Adeline Dieudonné, Kerozene, L’iconoclaste, 2021, 250 p., 20 €
Adeline Dieudonné, La vraie vie, Livre de Poche, 2018

Deuxième claque : le deuxième roman de Thomas Clavel, après son très remarqué Un traître mot. Un texte qui ne rate pas l’époque illusoire dans laquelle nous vivons : « Elle replongea ses yeux dans l’écran du smartphone. C’était là que la vie semblait s’être exilée, foisonnante, fourmillante, infinie. C’était là que l’humanité avait trouvé refuge, loin du monde, si près pourtant – un monde niché à l’intérieur du monde, ayant abandonné l’antique scène tellurique, cosmique, céleste. C’était là que l’immense colonie des hommes creusait sa nouvelle maisonnée, termitiére aux millions de tunnels, aux millions d’embranchements, aux millions d’œufs ». C’est toute une époque qui se prétend détachée de ses racines que Clavel prend pour cible, avec finesse et combativité, attaquant cet enfer aux allures de paradis dans lequel nous errons, entre fureur hygiénique et cancel culture. Hôtel Beauregard est le roman de notre actualité, celle du quotidien, depuis des décennies, et il restera comme un texte de témoin. La situation : une épidémie fait planer la menace d’une cinquième vague tandis que les dissidents politiques réfugiés sur les réseaux sociaux sont sans relâche traqués par de « bonnes âmes », brûlés sur ces nouveaux tribunaux sans droit que sont devenus les écrans. Une jeune femme ayant malencontreusement posté une photographie où elle a le visage non masqué se retrouve prise dans une hystérie de délation. La chasse aux sorcières débute. Hôtel Beauregard est provocateur, authentique, très vrai dans ce qu’il décrit, mais aussi drôle et cruel, prenant. Les harceleurs du web ne sont pas ceux que l’on croit. Et c’est bien pour cela qu’ils peuvent harceler en toute impunité. Quand les crises sanitaires rencontrent la fin de l’État de droit et l’idéologie totalisante, cela donne un roman qui doit être lu.

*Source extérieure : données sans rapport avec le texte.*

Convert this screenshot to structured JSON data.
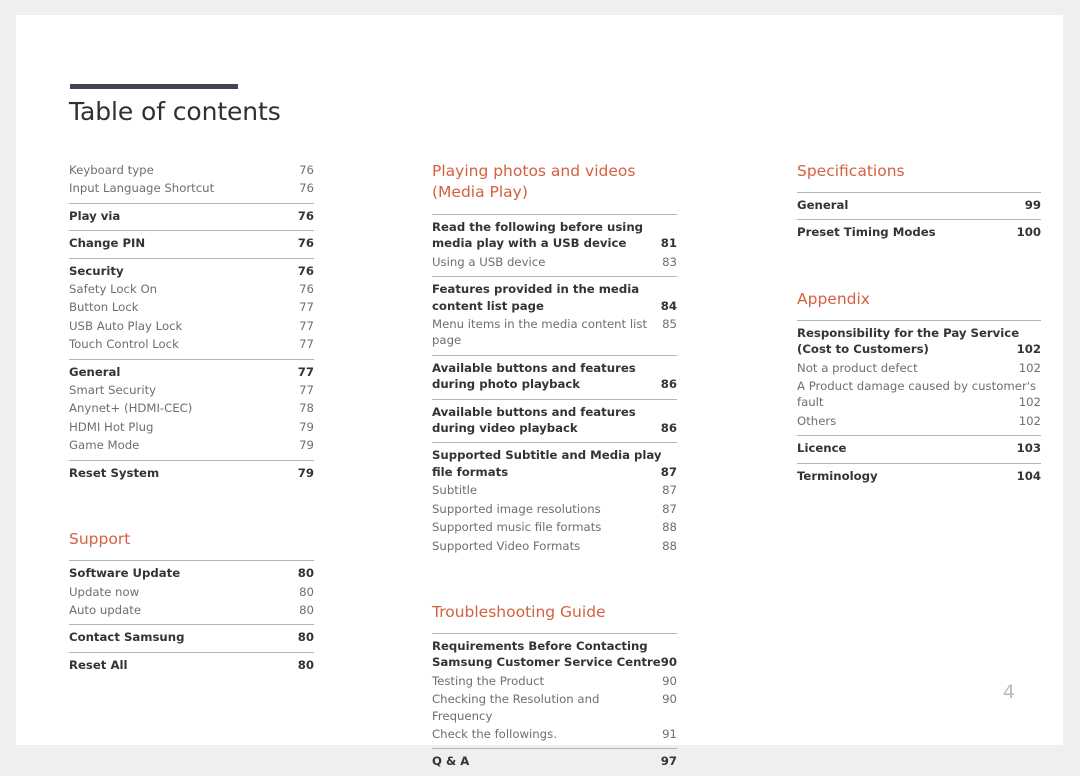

Thomas Clavel, Hôtel Beauregard, La Nouvelle Librairie éditions, 2021, 218 p., 14,90 €

Le premier roman de l’écrivain danoise Katrine Engberg, L’enfant étoile, frappe fort lui aussi, bien que de façon différente. En mode thriller. L’action se déroule à Copenhague, où Engberg est née : dans le centre-ville, une jeune étudiante, vivant en colocation, est assassinée. Un meurtre violent, sauvage. Son visage est entaillé d’un motif formant un indice que l’inspecteur Korner et sa collègue Werner devront résoudre pour mener l’enquête à terme. La voisine, Esther, dame âgée et propriétaire de l’immeuble, à la retraite depuis peu, écrit un roman, le rêve de sa vie. Pas n’importe lequel : un polar. Et pas n’importe quelle histoire, celle du meurtre. Dans ses moindres détails. Une idée originale pour un roman mené de main de maître, ce qui n’est pas anodin de la part d’une primo-romancière, dans lequel l’immeuble est un personnage à part entière. Derrière les apparences tranquilles de la société danoise, Engberg montre une autre réalité, en tapant fort sur l’époque. Prenant, comme une série télévisée que l’on ne quitte pas.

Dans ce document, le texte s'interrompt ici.